OHHHH. So... anyone who employs what you feel is propaganda can be compared to the Nazis in that sense? And you see no complications with that? Nothing unfair or dangerous? Say, what about the U.S. Army? Some might say they mislead, mischaracterize all sorts of things, and employ a a variety of documented shady tactics to get folks signed up. So I guess there are rhetorical parallels there, too? So they too can be mentioned in the same breath as the Nazis?

No, they MAY NOT. Because it's freakin' warped.

Posted by dan at October 1, 2007 10:57 PM

G,

Correction: I don't know that you're not Jewish, and I didn't mean to phrase it that way. Meant to say "more sensitive than most."

Posted by dan at October 1, 2007 10:59 PM

Nope, I'm not Jewish, but I am a student of history. What I'm talking about is the whipping up of hatred against Republicans as a means to energize the base on the left, not the Shoah. To win the electoral victories by the NSDAP and then further consolidate political power, Hitler needed to channel the anger and discontent of the German people towards a perceived common enemy. The Nazis took care of their Communist political opposition, for example, with the burning of the Reichstag and subsequent scapegoating of Marinus van der Lubbe. Of course, to the diehard Kossack, 9/11 was GWB's Reichstag fire. The level of hate and vitriol in the rhetoric of the left is the same, in my opinion, as the pre-war Nazi agitprop, and all to the end of consolidating political power.
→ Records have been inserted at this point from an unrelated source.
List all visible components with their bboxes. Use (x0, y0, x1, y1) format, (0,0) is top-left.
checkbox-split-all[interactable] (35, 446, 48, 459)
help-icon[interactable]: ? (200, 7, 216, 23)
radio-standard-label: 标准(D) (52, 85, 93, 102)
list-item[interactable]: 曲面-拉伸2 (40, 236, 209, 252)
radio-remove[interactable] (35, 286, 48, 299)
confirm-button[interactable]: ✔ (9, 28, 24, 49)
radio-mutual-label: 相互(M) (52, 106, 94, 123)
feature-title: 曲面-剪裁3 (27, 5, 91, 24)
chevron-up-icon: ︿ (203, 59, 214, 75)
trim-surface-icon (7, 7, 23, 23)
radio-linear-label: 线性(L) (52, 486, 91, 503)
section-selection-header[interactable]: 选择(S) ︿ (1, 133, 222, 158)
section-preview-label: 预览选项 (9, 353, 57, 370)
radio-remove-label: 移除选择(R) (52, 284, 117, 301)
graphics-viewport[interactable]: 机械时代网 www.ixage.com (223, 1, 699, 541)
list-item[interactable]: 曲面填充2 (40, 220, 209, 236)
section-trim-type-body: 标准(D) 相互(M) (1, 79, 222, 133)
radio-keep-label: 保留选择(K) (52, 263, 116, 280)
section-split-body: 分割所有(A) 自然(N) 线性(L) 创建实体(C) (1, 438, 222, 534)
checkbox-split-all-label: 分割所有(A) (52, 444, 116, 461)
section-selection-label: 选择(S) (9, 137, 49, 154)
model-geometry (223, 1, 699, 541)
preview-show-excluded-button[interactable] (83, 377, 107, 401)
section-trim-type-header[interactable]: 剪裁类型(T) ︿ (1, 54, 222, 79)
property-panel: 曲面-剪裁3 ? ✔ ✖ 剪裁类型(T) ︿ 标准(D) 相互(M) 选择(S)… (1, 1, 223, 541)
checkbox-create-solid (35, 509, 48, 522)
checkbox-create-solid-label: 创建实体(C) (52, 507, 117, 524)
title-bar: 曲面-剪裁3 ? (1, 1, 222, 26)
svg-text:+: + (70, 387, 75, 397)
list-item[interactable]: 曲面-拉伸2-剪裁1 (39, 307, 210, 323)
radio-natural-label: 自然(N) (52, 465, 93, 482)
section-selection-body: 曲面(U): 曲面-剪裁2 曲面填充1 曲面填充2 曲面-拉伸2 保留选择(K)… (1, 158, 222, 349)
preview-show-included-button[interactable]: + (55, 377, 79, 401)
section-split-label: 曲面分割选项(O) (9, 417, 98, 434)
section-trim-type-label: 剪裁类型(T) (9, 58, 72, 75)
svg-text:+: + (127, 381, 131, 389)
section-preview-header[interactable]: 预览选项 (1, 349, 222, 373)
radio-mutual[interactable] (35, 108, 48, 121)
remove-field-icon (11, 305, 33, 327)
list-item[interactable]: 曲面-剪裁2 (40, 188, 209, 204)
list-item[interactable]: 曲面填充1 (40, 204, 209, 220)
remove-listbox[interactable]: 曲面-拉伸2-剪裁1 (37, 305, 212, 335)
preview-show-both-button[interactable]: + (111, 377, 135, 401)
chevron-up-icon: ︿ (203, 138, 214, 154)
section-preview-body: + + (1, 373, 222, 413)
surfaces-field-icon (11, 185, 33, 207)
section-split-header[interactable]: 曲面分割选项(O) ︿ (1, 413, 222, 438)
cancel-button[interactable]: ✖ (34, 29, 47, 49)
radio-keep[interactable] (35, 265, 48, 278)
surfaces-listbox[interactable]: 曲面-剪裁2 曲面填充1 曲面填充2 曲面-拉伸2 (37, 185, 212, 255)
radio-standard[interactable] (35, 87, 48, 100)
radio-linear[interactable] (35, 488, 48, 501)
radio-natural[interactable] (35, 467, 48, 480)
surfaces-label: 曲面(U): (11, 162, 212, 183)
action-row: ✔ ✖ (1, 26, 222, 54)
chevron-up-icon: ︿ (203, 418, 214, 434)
Posted by G Rex at October 2, 2007 10:30 AM

the whipping up of hatred against Republicans as a means to energize the base on the left

And you think this is any greater than on the Right, which has devoted an entire industry devoted to nothing but whipping up hatred by smearing the opposing political party via the airwaves? By calling them anti-Americans, Femi-Nazi's and "Hitlery Clinton?" What a joke.

Posted by dan at October 2, 2007 11:59 AM

I would hardly call conservative talk radio an obedient servant of the Bush admin. or the GOP; case in point being the vigorous opposition to Bush's comprehensive immigration reform plan and the prescription drug benefit. Admittedly, the Dems are target #1 for guys like Limbaugh and Hannity, but Republicans receive plenty of criticism themselves, mostly when they act like Democrats. Personally, I prefer Glenn Beck.